MIAMI — A chiropractor who treated a woman after she slipped and fell during a cruise can testify about his knowledge of spinal surgery but cannot opine that the fall caused her injury because he did not submit an expert report, a Florida federal magistrate judge decided April 10 (Julia Underwood v. NCL [Bahamas] Ltd., No. 17-24492, S.D. Fla., 2019 U.S. Dist. LEXIS 61188).
BROOKLYN, N.Y. — A New York jury awarded a bicyclist $110 million on April 9 after he was paralyzed by a falling 10-foot railroad tie from a New York City Transit Authority elevated train construction project (Robert Liciaga v. New York City Transit, No. 0513495/2016, N.Y. Sup., Kings Co.).

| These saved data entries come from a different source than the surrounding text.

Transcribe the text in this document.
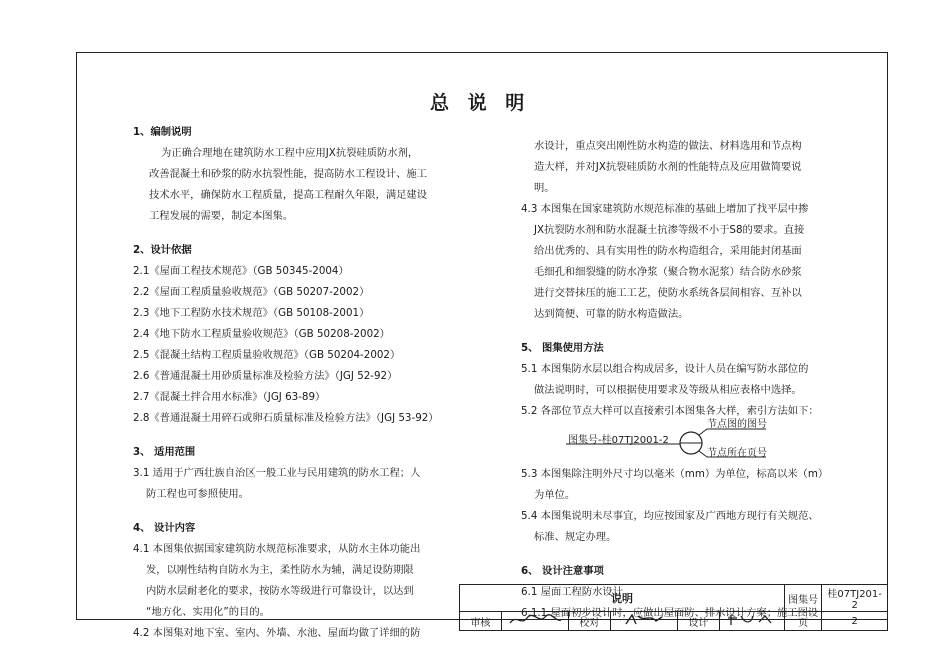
总 说 明

1、编制说明

为正确合理地在建筑防水工程中应用JX抗裂硅质防水剂，

改善混凝土和砂浆的防水抗裂性能，提高防水工程设计、施工

技术水平，确保防水工程质量，提高工程耐久年限，满足建设

工程发展的需要，制定本图集。

2、设计依据

2.1《屋面工程技术规范》（GB 50345-2004）

2.2《屋面工程质量验收规范》（GB 50207-2002）

2.3《地下工程防水技术规范》（GB 50108-2001）

2.4《地下防水工程质量验收规范》（GB 50208-2002）

2.5《混凝土结构工程质量验收规范》（GB 50204-2002）

2.6《普通混凝土用砂质量标准及检验方法》（JGJ 52-92）

2.7《混凝土拌合用水标准》（JGJ 63-89）

2.8《普通混凝土用碎石或卵石质量标准及检验方法》（JGJ 53-92）

3、 适用范围

3.1 适用于广西壮族自治区一般工业与民用建筑的防水工程；人

防工程也可参照使用。

4、 设计内容

4.1 本图集依据国家建筑防水规范标准要求，从防水主体功能出

发，以刚性结构自防水为主，柔性防水为辅，满足设防期限

内防水层耐老化的要求，按防水等级进行可靠设计，以达到

“地方化、实用化”的目的。

4.2 本图集对地下室、室内、外墙、水池、屋面均做了详细的防

水设计，重点突出刚性防水构造的做法、材料选用和节点构

造大样，并对JX抗裂硅质防水剂的性能特点及应用做简要说

明。

4.3 本图集在国家建筑防水规范标准的基础上增加了找平层中掺

JX抗裂防水剂和防水混凝土抗渗等级不小于S8的要求。直接

给出优秀的、具有实用性的防水构造组合，采用能封闭基面

毛细孔和细裂缝的防水净浆（聚合物水泥浆）结合防水砂浆

进行交替抹压的施工工艺，使防水系统各层间相容、互补以

达到简便、可靠的防水构造做法。

5、 图集使用方法

5.1 本图集防水层以组合构成居多，设计人员在编写防水部位的

做法说明时，可以根据使用要求及等级从相应表格中选择。

5.2 各部位节点大样可以直接索引本图集各大样，索引方法如下：

节点图的图号
图集号-桂07TJ2001-2
节点所在页号

5.3 本图集除注明外尺寸均以毫米（mm）为单位，标高以米（m）

为单位。

5.4 本图集说明未尽事宜，均应按国家及广西地方现行有关规范、

标准、规定办理。

6、 设计注意事项

6.1 屋面工程防水设计

6.1.1 屋面初步设计时，应做出屋面防、排水设计方案；施工图设

说明						图集号	桂07TJ201-2
审核		校对		设计		页	2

HACKENSACK, N.J. — A New Jersey pedestrian alleges in an April 8 complaint in a state trial court that the New Jersey Property-Liability Insurance Guaranty Association (NJPLIGA) is responsible for medical expenses incurred in an accident with a negligent unknown driver (Jonathan Frias-Rivas v. New Jersey Property-Liability Insurance Guaranty Association, et al., No. BER-L-002686-19, N.J. Super., Bergen Co.).

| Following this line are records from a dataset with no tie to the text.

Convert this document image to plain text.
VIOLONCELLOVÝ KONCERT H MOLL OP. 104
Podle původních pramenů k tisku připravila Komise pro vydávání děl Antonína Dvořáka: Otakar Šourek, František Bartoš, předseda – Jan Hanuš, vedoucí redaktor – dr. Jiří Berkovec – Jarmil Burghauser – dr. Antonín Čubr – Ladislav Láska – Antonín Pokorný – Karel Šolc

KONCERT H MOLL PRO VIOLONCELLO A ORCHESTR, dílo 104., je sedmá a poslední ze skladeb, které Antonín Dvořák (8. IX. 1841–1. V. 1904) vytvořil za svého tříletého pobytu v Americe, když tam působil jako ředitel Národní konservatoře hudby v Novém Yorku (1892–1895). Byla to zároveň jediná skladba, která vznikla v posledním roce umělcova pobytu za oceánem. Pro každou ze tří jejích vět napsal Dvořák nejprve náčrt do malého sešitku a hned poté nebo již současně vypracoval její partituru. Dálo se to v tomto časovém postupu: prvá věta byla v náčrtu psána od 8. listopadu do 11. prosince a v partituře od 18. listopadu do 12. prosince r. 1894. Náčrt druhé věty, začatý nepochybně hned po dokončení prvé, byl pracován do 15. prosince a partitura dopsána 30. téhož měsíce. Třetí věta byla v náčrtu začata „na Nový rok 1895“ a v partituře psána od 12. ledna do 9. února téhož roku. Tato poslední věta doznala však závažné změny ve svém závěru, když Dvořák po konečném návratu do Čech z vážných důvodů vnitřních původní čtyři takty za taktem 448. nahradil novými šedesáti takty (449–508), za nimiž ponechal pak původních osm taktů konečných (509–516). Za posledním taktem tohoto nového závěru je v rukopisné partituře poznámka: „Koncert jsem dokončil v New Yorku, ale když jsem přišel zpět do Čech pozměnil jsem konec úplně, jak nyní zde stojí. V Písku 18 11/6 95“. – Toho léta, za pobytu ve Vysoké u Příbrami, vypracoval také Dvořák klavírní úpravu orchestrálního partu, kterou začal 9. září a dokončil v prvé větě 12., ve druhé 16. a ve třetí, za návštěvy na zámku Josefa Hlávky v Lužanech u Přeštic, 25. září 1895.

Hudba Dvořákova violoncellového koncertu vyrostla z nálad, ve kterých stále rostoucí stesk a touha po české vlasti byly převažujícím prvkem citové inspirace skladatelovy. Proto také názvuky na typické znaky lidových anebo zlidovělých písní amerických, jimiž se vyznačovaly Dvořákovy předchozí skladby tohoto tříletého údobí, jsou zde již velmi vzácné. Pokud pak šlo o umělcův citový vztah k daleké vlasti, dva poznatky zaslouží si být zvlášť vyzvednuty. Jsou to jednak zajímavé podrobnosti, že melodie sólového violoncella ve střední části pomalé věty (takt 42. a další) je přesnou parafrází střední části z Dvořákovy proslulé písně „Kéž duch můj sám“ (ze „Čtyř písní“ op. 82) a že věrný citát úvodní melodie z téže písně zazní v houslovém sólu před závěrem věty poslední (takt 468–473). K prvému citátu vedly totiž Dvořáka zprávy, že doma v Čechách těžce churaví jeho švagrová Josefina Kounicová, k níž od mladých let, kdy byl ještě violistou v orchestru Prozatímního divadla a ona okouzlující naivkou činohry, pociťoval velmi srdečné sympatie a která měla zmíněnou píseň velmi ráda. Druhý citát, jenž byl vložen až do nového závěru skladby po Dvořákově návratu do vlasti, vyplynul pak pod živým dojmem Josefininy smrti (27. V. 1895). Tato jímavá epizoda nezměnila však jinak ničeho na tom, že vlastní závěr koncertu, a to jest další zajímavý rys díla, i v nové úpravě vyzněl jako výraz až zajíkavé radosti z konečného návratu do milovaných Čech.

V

PITTSBURGH — A trial court erred in allowing testimony about how much beer was purchased by the friends of a man who was severely injured when he was hit by a vehicle while walking on the side of a highway, the Pennsylvania Superior Court held April 3 in reversing and remanding for a new trial against the vehicle’s driver (Bobbie Jo Buchholz v. Charity Immel, No. 1348 WDA 2017, Pa. Super., 2019 Pa. Super. Unpub. LEXIS 1220).
TRENTON, N.J. — A trial court erred in relying primarily on surveillance videos to determine whether a plaintiff was visibly intoxicated, a New Jersey appeals court held March 29 in remanding an action alleging that a casino is at fault for continuing to serve alcohol to an intoxicated plaintiff who was later hit by a vehicle (Elazora Keith Wright v. Harrah’s Atlantic City Operating Co. LLC, No. A-2331-17T1, N.J. Super., App. Div., 2019 N.J. Super. Unpub. LEXIS 717).
FRANKFORT, Ky. — A Kentucky appeals court on April 5 vacated a lower court’s ruling in favor of two physicians accused of misdiagnosing a plaintiff’s acute limb ischemia and remanded for a determination of whether the delay in treatment caused the amputation of his fingers and part of his left hand (Jake Richmond v. Dr. Jason Hunt, et al., No. 2018-CA-000182, Ky. App., 2019 Ky. App. LEXIS 55).